South Korea's incoming president Park Geun-hye may be saddled with an economy that underperforms for a prolonged period, increasing the allure of stimulus spending that could undermine the nation's fiscal strength.
Growth might stay below potential for a "considerable time", the Bank of Korea said yesterday after officials voted to keep interest rates on hold. Policymakers are concerned about the need to regain momentum after last year's 2 per cent expansion, the weakest since 2009. Governor Kim Choong-soo sees a potential rate of 3.8 per cent.
The yen's slide against the won, which has gained about 23 per cent against the yen in the past six months, is adding to challenges for Park by aiding the Japanese rivals of Korean companies such as Hyundai and Samsung. Deutsche Bank said Park, who takes office on February 25 after campaigning on pledges to boost welfare spending, may announce a 10 trillion won (HK$69.7 billion) extra budget in March.
"Fiscal stimulus is like a shot in the arm, but when growth is slowing in a protracted fashion, then that really doesn't help," said Erik Lueth, a Hong Kong-based economist at Royal Bank of Scotland. Leuth said the government needed to boost productivity in the services industry, aid small businesses and increase female participation in the labour force.
Standard & Poor's, Moody's and Fitch boosted South Korea's debt rating last year, with all three citing strong fiscal fundamentals and room to respond to external shocks.
Asia's fourth-biggest economy grew an average 4.3 per cent over the five years through 2007, before a US housing market crash triggered a global recession.
In the fourth quarter of last year, gross domestic product expanded 1.5 per cent from a year earlier, less than the forecasts of 1.8 per cent.
"If growth stays low for long, it's difficult, or even impossible, for it to return to its potential," Kim, the central bank governor, said last month.
The Bank of Korea said yesterday that growth remains at "a weak level" after declines in consumption, and the pace of the country's expansion will be capped by a slow global recovery.
Simultaneously, the domestic economy is showing signs of gradual improvement, according to the central bank.
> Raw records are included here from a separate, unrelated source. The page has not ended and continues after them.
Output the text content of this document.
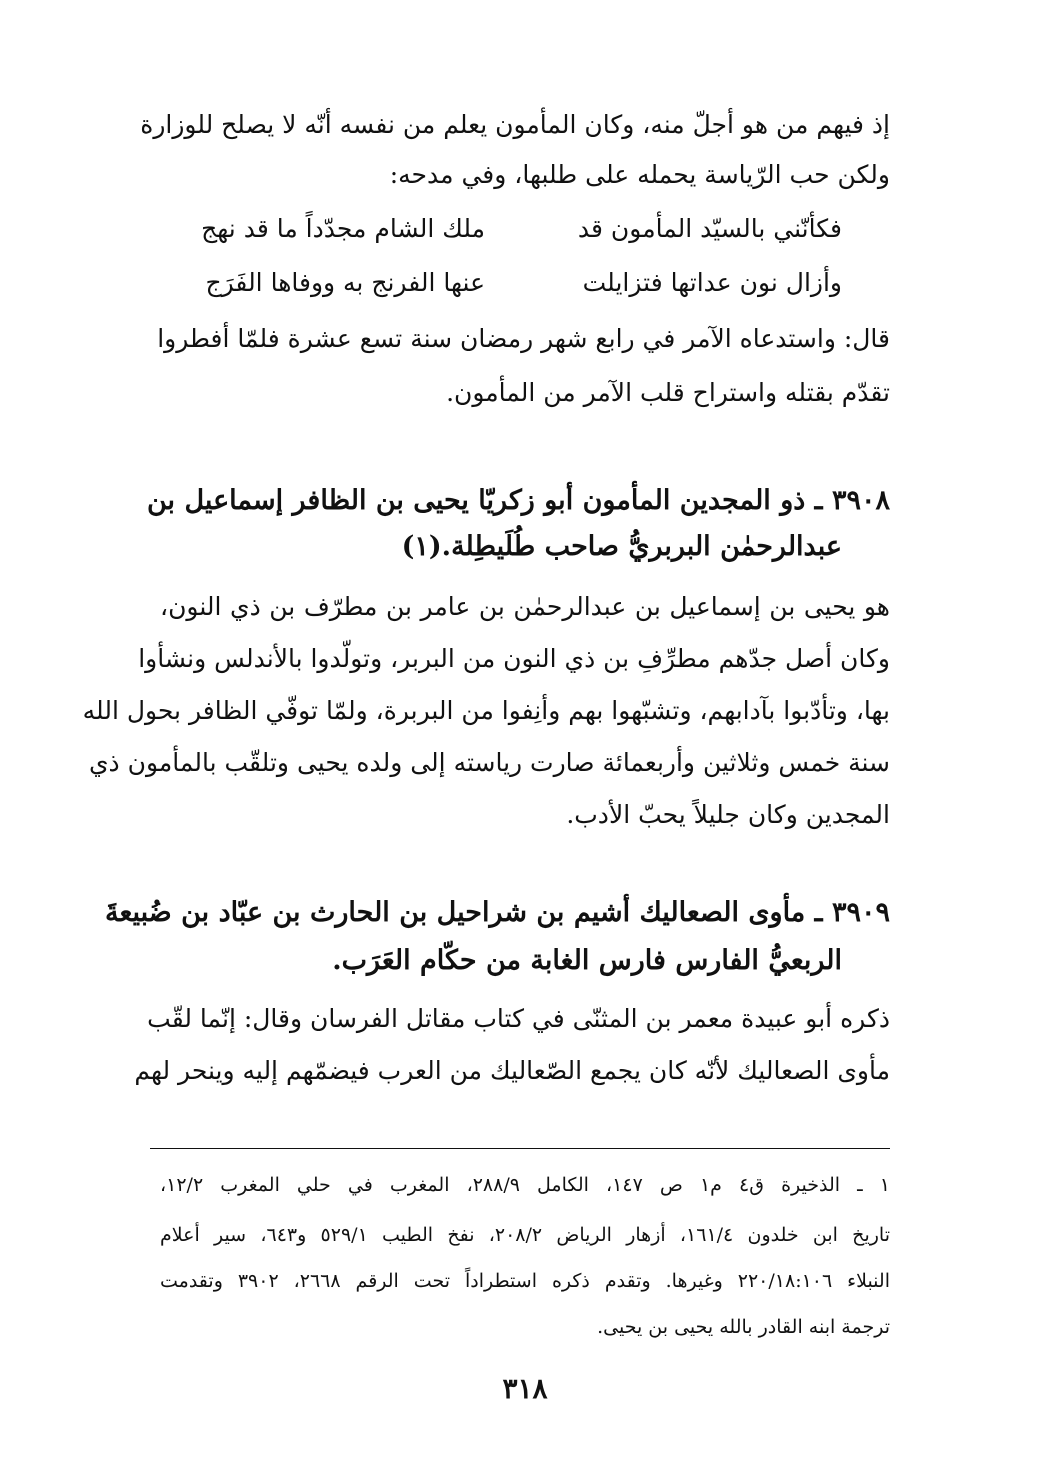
إذ فيهم من هو أجلّ منه، وكان المأمون يعلم من نفسه أنّه لا يصلح للوزارة
ولكن حب الرّياسة يحمله على طلبها، وفي مدحه:
فكأنّني بالسيّد المأمون قد
ملك الشام مجدّداً ما قد نهج
وأزال نون عداتها فتزايلت
عنها الفرنج به ووفاها الفَرَج
قال: واستدعاه الآمر في رابع شهر رمضان سنة تسع عشرة فلمّا أفطروا
تقدّم بقتله واستراح قلب الآمر من المأمون.
٣٩٠٨ ـ ذو المجدين المأمون أبو زكريّا يحيى بن الظافر إسماعيل بن
عبدالرحمٰن البربريُّ صاحب طُلَيطِلة.(١)
هو يحيى بن إسماعيل بن عبدالرحمٰن بن عامر بن مطرّف بن ذي النون،
وكان أصل جدّهم مطرِّفِ بن ذي النون من البربر، وتولّدوا بالأندلس ونشأوا
بها، وتأدّبوا بآدابهم، وتشبّهوا بهم وأنِفوا من البربرة، ولمّا توفّي الظافر بحول الله
سنة خمس وثلاثين وأربعمائة صارت رياسته إلى ولده يحيى وتلقّب بالمأمون ذي
المجدين وكان جليلاً يحبّ الأدب.
٣٩٠٩ ـ مأوى الصعاليك أشيم بن شراحيل بن الحارث بن عبّاد بن ضُبيعةَ
الربعيُّ الفارس فارس الغابة من حكّام العَرَب.
ذكره أبو عبيدة معمر بن المثنّى في كتاب مقاتل الفرسان وقال: إنّما لقّب
مأوى الصعاليك لأنّه كان يجمع الصّعاليك من العرب فيضمّهم إليه وينحر لهم
١ ـ الذخيرة ق٤ م١ ص ١٤٧، الكامل ٢٨٨/٩، المغرب في حلي المغرب ١٢/٢،
تاريخ ابن خلدون ١٦١/٤، أزهار الرياض ٢٠٨/٢، نفخ الطيب ٥٢٩/١ و٦٤٣، سير أعلام
النبلاء ٢٢٠/١٨:١٠٦ وغيرها. وتقدم ذكره استطراداً تحت الرقم ٢٦٦٨، ٣٩٠٢ وتقدمت
ترجمة ابنه القادر بالله يحيى بن يحيى.
٣١٨
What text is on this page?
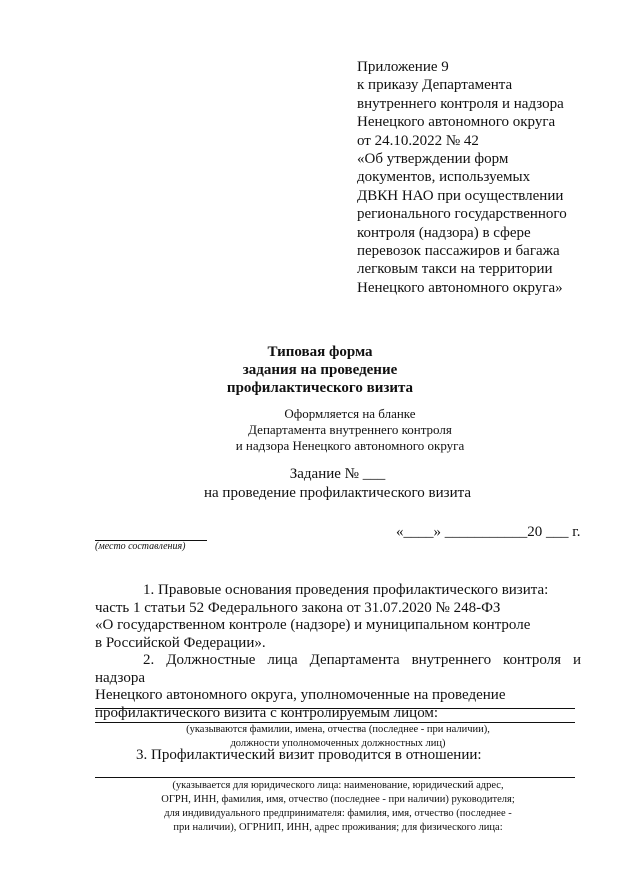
Приложение 9
к приказу Департамента
внутреннего контроля и надзора
Ненецкого автономного округа
от 24.10.2022 № 42
«Об утверждении форм
документов, используемых
ДВКН НАО при осуществлении
регионального государственного
контроля (надзора) в сфере
перевозок пассажиров и багажа
легковым такси на территории
Ненецкого автономного округа»
Типовая форма
задания на проведение
профилактического визита
Оформляется на бланке
Департамента внутреннего контроля
и надзора Ненецкого автономного округа
Задание № ___
на проведение профилактического визита
(место составления)
«____» ___________20 ___ г.
1. Правовые основания проведения профилактического визита:
часть 1 статьи 52 Федерального закона от 31.07.2020 № 248-ФЗ
«О государственном контроле (надзоре) и муниципальном контроле
в Российской Федерации».
2. Должностные лица Департамента внутреннего контроля и надзора
Ненецкого автономного округа, уполномоченные на проведение
профилактического визита с контролируемым лицом:
(указываются фамилии, имена, отчества (последнее - при наличии),
должности уполномоченных должностных лиц)
3. Профилактический визит проводится в отношении:
(указывается для юридического лица: наименование, юридический адрес,
ОГРН, ИНН, фамилия, имя, отчество (последнее - при наличии) руководителя;
для индивидуального предпринимателя: фамилия, имя, отчество (последнее -
при наличии), ОГРНИП, ИНН, адрес проживания; для физического лица:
Frontloading of government spending in the first half of the year may help to support growth.
South Korea is among nations to voice concern about Japan's economic policies as Japanese Prime Minister Shinzo Abe drives down his nation's currency as part of a campaign to revive growth and end deflation.
Exchange rates will top the agenda for Group of 20 finance ministers and central bankers as they commence two days of talks in Moscow today.